El sentimiento institucional, llamémosle así, de que los jubilados molestan, incide más en el deterioro del sistema de pensiones que las eventuales dificultades objetivas en su mantenimiento, e incluso más que el designio de la derecha de externalizarlo y privatizarlo para gastarse el dinero público en otras cosas.

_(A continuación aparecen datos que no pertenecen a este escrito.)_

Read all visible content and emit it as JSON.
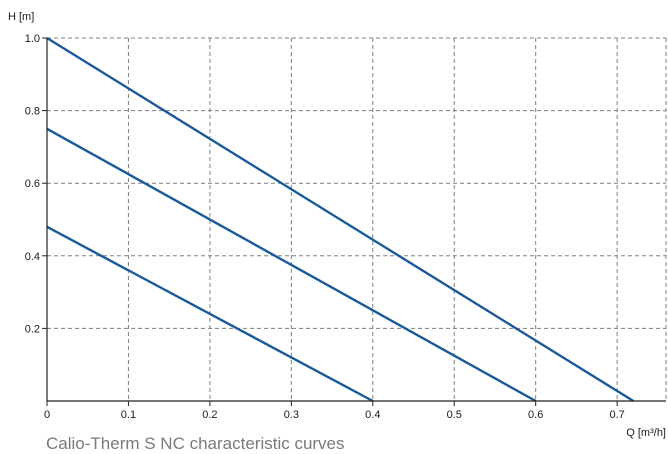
{
  "caption": "Calio-Therm S NC characteristic curves",
  "colors": {
    "line": "#1a5a9a",
    "grid": "#7f7f7f",
    "axis": "#222222"
  },
  "chart_data": {
    "type": "line",
    "title": "",
    "xlabel": "Q [m³/h]",
    "ylabel": "H [m]",
    "xlim": [
      0,
      0.76
    ],
    "ylim": [
      0,
      1.0
    ],
    "x_ticks": [
      0,
      0.1,
      0.2,
      0.3,
      0.4,
      0.5,
      0.6,
      0.7
    ],
    "x_tick_labels": [
      "0",
      "0.1",
      "0.2",
      "0.3",
      "0.4",
      "0.5",
      "0.6",
      "0.7"
    ],
    "y_ticks": [
      0.2,
      0.4,
      0.6,
      0.8,
      1.0
    ],
    "y_tick_labels": [
      "0.2",
      "0.4",
      "0.6",
      "0.8",
      "1.0"
    ],
    "grid": true,
    "series": [
      {
        "x": [
          0,
          0.72
        ],
        "y": [
          1.0,
          0.0
        ]
      },
      {
        "x": [
          0,
          0.6
        ],
        "y": [
          0.75,
          0.0
        ]
      },
      {
        "x": [
          0,
          0.4
        ],
        "y": [
          0.48,
          0.0
        ]
      }
    ]
  }
}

Y quien dice los jubilados, dice cuantos reciben de esa caja de solidaridad comunal los recursos para las supervivencia, las viudas, los huérfanos, los inválidos, los parados, todos cuantos, en fin, son percibidos por el despiadado Erario como una rémora, como una carga.
El artículo 25.1 de la Declaración Universal de los Derechos Humanos, consagra el de las personas a un nivel de vida que le asegure, y a su familia, la alimentación, el vestido, la vivienda, la Sanidad y los servicios sociales necesarios, y, particularmente, consagra el de recibir una pensión o subsidio para satisfacer esas necesidades básicas en el caso de no poder hacerlo por sí mismas, pero no hace falta recurrir a esa Declaración, sino a la conciencia, para entender que las pensiones, el pan de los mayores y de los desvalidos, deben ser una absoluta prioridad en cualquier país civilizado, y que sobra, por tanto, cualquier discusión al respecto.

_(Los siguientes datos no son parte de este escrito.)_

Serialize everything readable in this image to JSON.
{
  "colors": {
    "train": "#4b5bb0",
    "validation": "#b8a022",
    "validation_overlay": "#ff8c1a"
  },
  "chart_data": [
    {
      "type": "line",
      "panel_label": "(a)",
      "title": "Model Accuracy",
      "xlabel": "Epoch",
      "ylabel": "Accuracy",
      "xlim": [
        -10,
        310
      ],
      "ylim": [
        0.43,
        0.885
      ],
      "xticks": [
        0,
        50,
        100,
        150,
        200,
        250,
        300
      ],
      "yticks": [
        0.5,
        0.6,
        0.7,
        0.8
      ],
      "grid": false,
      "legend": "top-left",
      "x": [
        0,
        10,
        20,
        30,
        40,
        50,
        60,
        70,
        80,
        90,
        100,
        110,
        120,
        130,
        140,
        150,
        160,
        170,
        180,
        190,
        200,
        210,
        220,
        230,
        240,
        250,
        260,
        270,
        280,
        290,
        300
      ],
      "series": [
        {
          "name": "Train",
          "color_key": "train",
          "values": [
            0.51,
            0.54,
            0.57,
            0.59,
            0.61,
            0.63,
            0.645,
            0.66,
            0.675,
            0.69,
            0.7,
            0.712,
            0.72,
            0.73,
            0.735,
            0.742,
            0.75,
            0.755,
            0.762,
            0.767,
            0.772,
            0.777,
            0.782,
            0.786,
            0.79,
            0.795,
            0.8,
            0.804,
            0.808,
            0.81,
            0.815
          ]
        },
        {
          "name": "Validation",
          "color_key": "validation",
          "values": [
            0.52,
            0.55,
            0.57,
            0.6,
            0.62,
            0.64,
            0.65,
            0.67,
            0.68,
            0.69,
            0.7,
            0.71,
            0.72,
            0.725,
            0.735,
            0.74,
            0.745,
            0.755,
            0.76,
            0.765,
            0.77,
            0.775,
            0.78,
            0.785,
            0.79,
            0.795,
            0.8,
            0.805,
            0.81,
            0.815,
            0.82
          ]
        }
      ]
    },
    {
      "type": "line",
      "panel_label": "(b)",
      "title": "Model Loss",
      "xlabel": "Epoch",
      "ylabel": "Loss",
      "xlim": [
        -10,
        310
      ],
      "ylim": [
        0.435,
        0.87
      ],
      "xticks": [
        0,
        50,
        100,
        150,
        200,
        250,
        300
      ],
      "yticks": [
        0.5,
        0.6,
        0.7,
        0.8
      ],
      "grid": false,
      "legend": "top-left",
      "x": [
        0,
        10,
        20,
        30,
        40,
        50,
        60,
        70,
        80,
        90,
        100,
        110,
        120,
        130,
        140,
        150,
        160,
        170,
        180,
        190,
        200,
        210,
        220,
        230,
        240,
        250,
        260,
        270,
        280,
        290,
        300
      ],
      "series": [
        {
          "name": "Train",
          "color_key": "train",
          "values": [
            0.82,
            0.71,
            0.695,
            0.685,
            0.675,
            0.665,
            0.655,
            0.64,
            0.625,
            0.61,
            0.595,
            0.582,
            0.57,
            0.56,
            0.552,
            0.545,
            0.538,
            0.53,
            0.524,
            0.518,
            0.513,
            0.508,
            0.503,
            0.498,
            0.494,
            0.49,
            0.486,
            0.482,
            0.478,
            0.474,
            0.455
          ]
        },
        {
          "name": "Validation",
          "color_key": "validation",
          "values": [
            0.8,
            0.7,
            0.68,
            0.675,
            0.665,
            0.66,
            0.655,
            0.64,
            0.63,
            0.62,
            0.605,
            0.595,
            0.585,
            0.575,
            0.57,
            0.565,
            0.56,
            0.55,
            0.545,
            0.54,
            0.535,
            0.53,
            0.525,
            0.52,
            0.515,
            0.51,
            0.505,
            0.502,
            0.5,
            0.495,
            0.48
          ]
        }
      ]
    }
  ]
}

En el Congreso, sin embargo, se discutió ayer sobre lo que no debe discutirse, si hay o no hay, si habrá o no habrá, dinero para pagar las pensiones. Naturalmente que lo hay, y, desde luego, para, como mínimo, equipararlas anualmente a la subida del coste de la vida. Descartadas, como es natural, las ganas de la gente de morirse pronto, o de esfumarse y desaparecer si quedan sin empleo o sin medios de subsistencia, que no parece sino que eso es lo que les gustaría a algunos de nuestros próceres, bastaría con no robar, con no dilapidar, con racionalizar los recursos públicos, con, por ejemplo, establecer un céntimo del pensionista en cada litro de combustible de automoción, lo que generaría unos cuantos miles de millones de euros al año sin hacerse particularmente gravoso, y con equilibrar las propias pensiones, pues no tiene sentido que las haya de 400 euros y otra de 3.000 o más, extendiendo la desigualdad más lacerante al mundo de subsidio público, bastaría con eso, digo, para garantizarlas.